Le passage de Drogba à Marseille pose une question fascinante : combien de buts aurait-il marqués s'il était resté trois ou quatre saisons ? Avec sa puissance et sa progression fulgurante, le record d'Andersson aurait vacillé. Mais Drogba est parti, comme tant d'autres avant lui. L'OM a gardé les souvenirs et les 38 millions d'euros. Les souvenirs valent probablement davantage.

Florian Thauvin, le buteur inattendu (86 buts)

Florian Thauvin n'était pas censé devenir un grand buteur. Ailier de formation, dribbleur compulsif, le gamin d'Orléans arrive à l'OM en 2013 avec l'étiquette d'un joueur de percussion, pas d'un finisseur. Les premières saisons confirment cette impression : des éclairs de génie, des dribbles spectaculaires, mais une irrégularité qui agace le Vélodrome autant qu'elle le séduit.

Et puis Thauvin mûrit. De retour d'un prêt raté à Newcastle, il revient transformé. Plus costaud, plus appliqué, plus décisif. La saison 2017-2018 le voit inscrire 26 buts toutes compétitions confondues, un total hallucinant pour un ailier. Son pied gauche devient une arme redoutable : frappes enroulées, coups francs, buts sur coups de pied arrêtés. En huit saisons cumulées à l'OM (en deux passages), il plante 86 buts et s'impose comme l'un des joueurs offensifs les plus prolifiques de l'ère moderne du club.

Thauvin divise les supporters. Certains lui reprochent son départ libre à Tigres, d'autres regrettent ses saisons tronquées par les blessures.
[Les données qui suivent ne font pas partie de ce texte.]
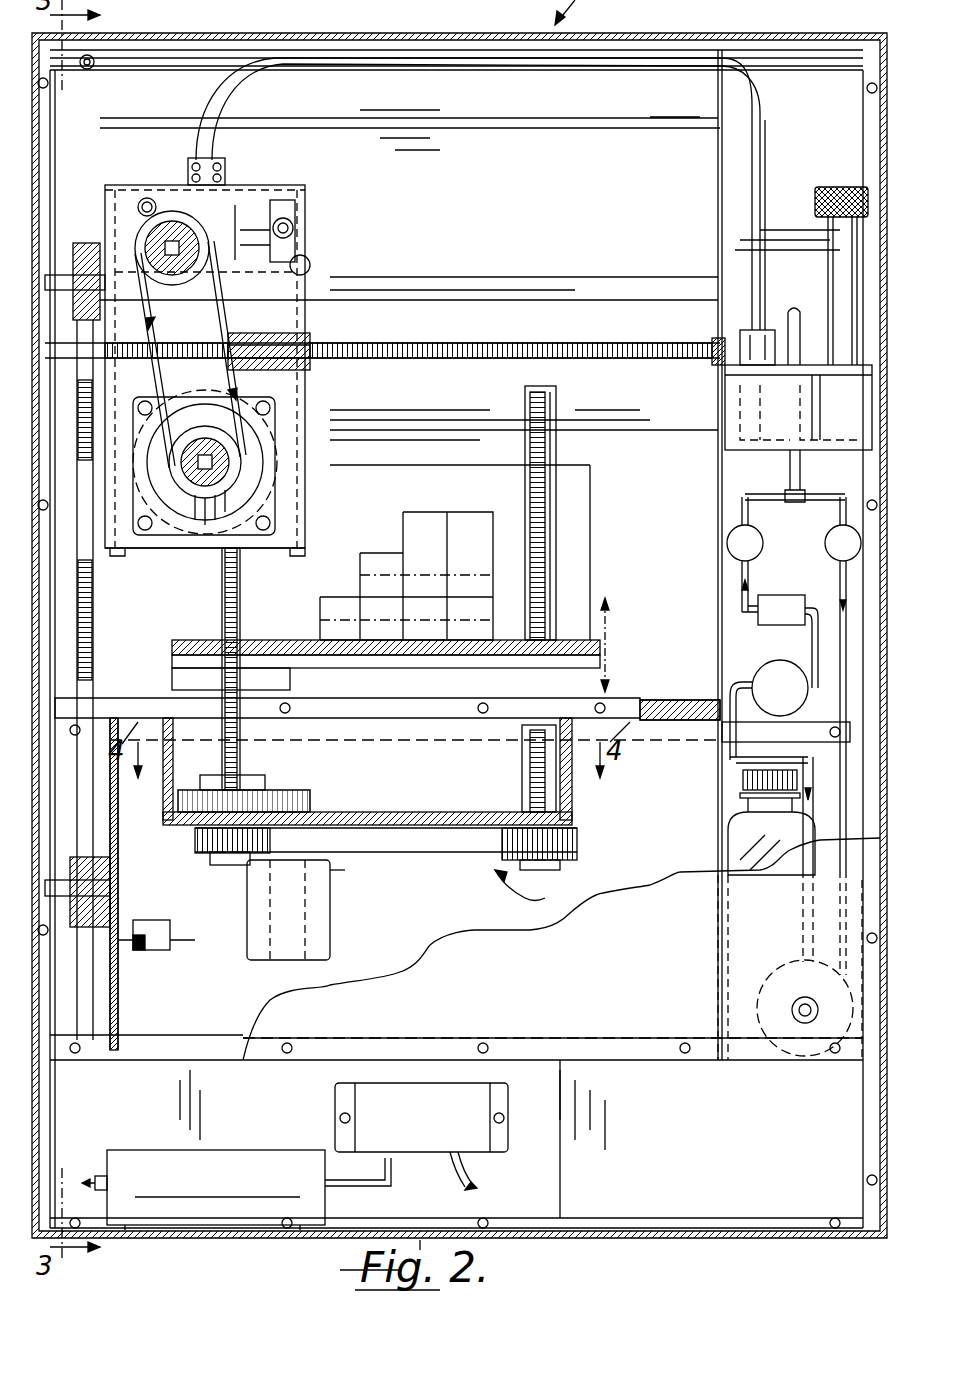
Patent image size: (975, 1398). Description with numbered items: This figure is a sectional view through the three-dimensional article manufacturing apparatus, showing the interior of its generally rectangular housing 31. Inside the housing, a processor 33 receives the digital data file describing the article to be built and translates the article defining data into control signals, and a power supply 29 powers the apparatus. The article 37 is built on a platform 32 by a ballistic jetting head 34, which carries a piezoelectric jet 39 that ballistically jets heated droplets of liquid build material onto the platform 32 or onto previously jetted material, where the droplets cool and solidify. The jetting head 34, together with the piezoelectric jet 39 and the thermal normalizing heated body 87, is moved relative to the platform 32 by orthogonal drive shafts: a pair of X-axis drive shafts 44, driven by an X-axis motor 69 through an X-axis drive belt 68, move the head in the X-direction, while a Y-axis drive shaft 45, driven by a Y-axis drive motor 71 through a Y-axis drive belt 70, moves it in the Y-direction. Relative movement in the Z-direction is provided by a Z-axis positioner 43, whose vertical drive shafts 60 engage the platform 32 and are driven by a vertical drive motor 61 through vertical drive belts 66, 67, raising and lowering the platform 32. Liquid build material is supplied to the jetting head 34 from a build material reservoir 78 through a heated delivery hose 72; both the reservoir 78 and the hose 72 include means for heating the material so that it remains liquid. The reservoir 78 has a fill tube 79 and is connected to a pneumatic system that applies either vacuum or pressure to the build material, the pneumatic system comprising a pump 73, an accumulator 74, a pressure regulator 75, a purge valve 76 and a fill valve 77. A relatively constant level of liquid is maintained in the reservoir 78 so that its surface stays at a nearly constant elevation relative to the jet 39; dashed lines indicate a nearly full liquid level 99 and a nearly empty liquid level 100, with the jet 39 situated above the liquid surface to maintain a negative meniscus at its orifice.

The power supply 29 is at (508, 1138).
The housing 31 is at (708, 34).
The platform 32 is at (575, 640).
The processor 33 is at (148, 1140).
The ballistic jetting head 34 is at (300, 318).
The article 37 is at (427, 504).
The piezoelectric jet 39 is at (300, 372).
The Z-axis positioner 43 is at (525, 888).
The X-axis drive shafts 44 is at (440, 335).
The Y-axis drive shaft 45 is at (140, 290).
The vertical drive shafts 60 is at (244, 775).
The vertical drive motor 61 is at (330, 885).
The vertical drive belt 66 is at (470, 860).
The vertical drive belt 67 is at (300, 802).
The X-axis drive belt 68 is at (90, 630).
The X-axis motor 69 is at (200, 950).
The Y-axis drive belt 70 is at (105, 322).
The Y-axis drive motor 71 is at (262, 478).
The build material delivery hose 72 is at (246, 85).
The pump 73 is at (758, 972).
The accumulator 74 is at (722, 822).
The pressure regulator 75 is at (770, 640).
The purge valve 76 is at (825, 568).
The fill valve 77 is at (780, 520).
The build material reservoir 78 is at (815, 455).
The fill tube 79 is at (810, 290).
The heated body 87 is at (146, 372).
The nearly full liquid level 99 is at (722, 393).
The nearly empty liquid level 100 is at (775, 455).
Personne ne conteste ses chiffres. 86 buts pour un ailier, dans un OM qui n'a pas toujours brillé collectivement, ça force le respect.

Le fil rouge : Marseille, terre de buteurs

Ce qui frappe quand on aligne les noms d'Andersson, Skoblar, Papin, Niang, Drogba et Thauvin, c'est la diversité des profils. Un Suédois méthodique des années 50, un Yougoslave flamboyant des années 70, un Français génial des années 80, un Sénégalais besogneux des années 2000, un Ivoirien explosif de passage, un ailier reconverti en buteur. Aucun moule, aucun prototype. Le buteur marseillais n'a pas de fiche technique standard.

Ce qu'ils partagent, c'est autre chose. Une relation particulière avec le Vélodrome. Ce stade a toujours su porter ses attaquants, les transcender dans les grands soirs, leur pardonner les matchs sans quand ils livraient les soirs avec. Le buteur qui débarque à Marseille sait qu'il joue devant un public qui comprend le football dans ce qu'il a de plus viscéral : le but. Pas la possession, pas le pressing, pas les stats xG. Le but. Le filet qui tremble. Le cri qui monte des tribunes.

De 1950 à nos jours, l'OM n'a jamais cessé de produire ou d'attirer des buteurs d'exception. Le record d'Andersson tient toujours. La saison de Skoblar reste inégalée. Les papinades de JPP restent uniques. Et quelque part dans un centre de formation ou sur un terrain de quartier, le prochain grand buteur marseillais tape peut-être déjà dans un ballon sans savoir ce qui l'attend.